A comparison of MAGeCK with two other RNA interference screen algorithms, RIGER and RSA. (a) The numbers of significantly selected genes identified by MAGeCK, RIGER and RSA in different comparisons. For comparisons between control samples or between replicates of the same condition (highlighted in yellow), ideally no significantly selected genes should be detected. Comparisons between treatments and controls are highlighted in green. See Table S1 in Additional file 2 for a complete comparison. (b) The overlap of top-ranked genes between CRISPR/Cas9 knockout screening and RNAi screening on the melanoma dataset. The positive screening experiment was performed in the same way as for the melanoma dataset [17], except that pooled shRNA screening was used instead of CRISPR/Cas9 knockout screening.

Finally, we compared the screening results from the melanoma dataset with those from an independent study which used pooled shRNAs to screen PLX-treated A375 cells [17]. We applied MAGeCK, RIGER and RSA to both the CRISPR/Cas9 knockout screens and shRNA screens and checked the consistency of the top-ranked genes (Figure 2b). Although the overall consistency of genes called from the different screens was low (fewer than 5% overlap), MAGeCK always identified more consistent genes than RIGER and RSA at different cutoffs. This shows that MAGeCK can be used for both RNAi screens and CRISPR/Cas9 knockout screens, and that MAGeCK identifies more consensus hits between different screening technologies than other methods (Table S2 in Additional file 2).

MAGeCK reports robust results with different sequencing depths and different numbers of sgRNAs per gene

Both sequencing depth and the number of targeting sgRNAs per gene affect the CRISPR/Cas9 knockout screening experiment outcomes substantially. To study the effect of sequencing depth on performance, we randomly sampled sequencing reads in one negative screening dataset (the leukemia dataset) and one positive screening dataset (the melanoma dataset), and used MAGeCK to identify significantly selected sgRNAs and genes. We compared the numbers of significantly selected sgRNAs and genes that are identified for different numbers of down-sampled reads (Figures 3 and 4; see Materials and methods for more details).

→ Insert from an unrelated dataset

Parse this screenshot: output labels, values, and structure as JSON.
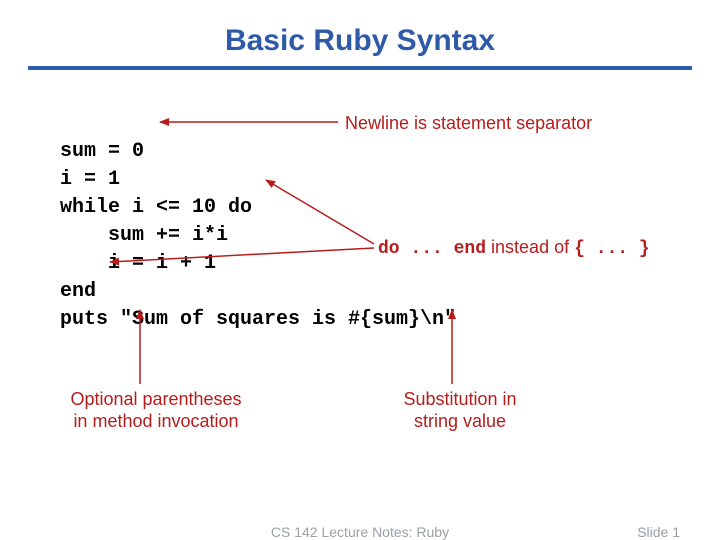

At the sgRNA level, less than 10% of the sgRNAs could be detected in the datasets with one million reads (or 3.3% and 5.7% of the reads in the leukemia and melanoma datasets, respectively) compared with the full datasets. At the gene-level, however, MAGeCK could still detect, on average, over 40% and 80% of the genes in the full leukemia and melanoma datasets, respectively. This suggests that the robust rank aggregation approach makes MAGeCK robust to sequencing depth. Interestingly, MAGeCK could detect over 30% of the significantly positively selected sgRNAs in the melanoma dataset using only 1 million reads (Figure 4), a much larger fraction compared with the negatively selected genes in both datasets. This is because the reads corresponding to these sgRNAs dominate the library population (Figure S7 in Additional file 1), and the sequencing depth required to detect positively selected sgRNAs is much less in the positive selection screens.

Figure 3
figure 3

MAGeCK is robust against sequencing depth and the number of targeting sgRNAs per gene. (a) The number of significantly selected sgRNAs and genes in the leukemia dataset using various sequencing depths. The maximum sequencing depth for all samples is 30 million. See Materials and methods for sampling details. (b) The number of significantly selected sgRNAs and genes in the melanoma dataset using various sequencing depths. The maximum sequencing depth for all samples is 17.5 million. See Materials and methods for sampling details. Error bars represent the standard deviation from three independent sampling experiments.

Figure 4
figure 4

The number of identified positively and negatively selected sgRNAs at different sequencing depths. (a,b). The numbers of positively and negatively selected sgRNAs in the leukemia dataset (a) and melanoma dataset (b) under different sequencing depths are shown. The numbers are normalized by the number of identified sgRNAs at the maximum sequencing depths (30 million for the leukemia dataset, 17.5 million for the melanoma dataset).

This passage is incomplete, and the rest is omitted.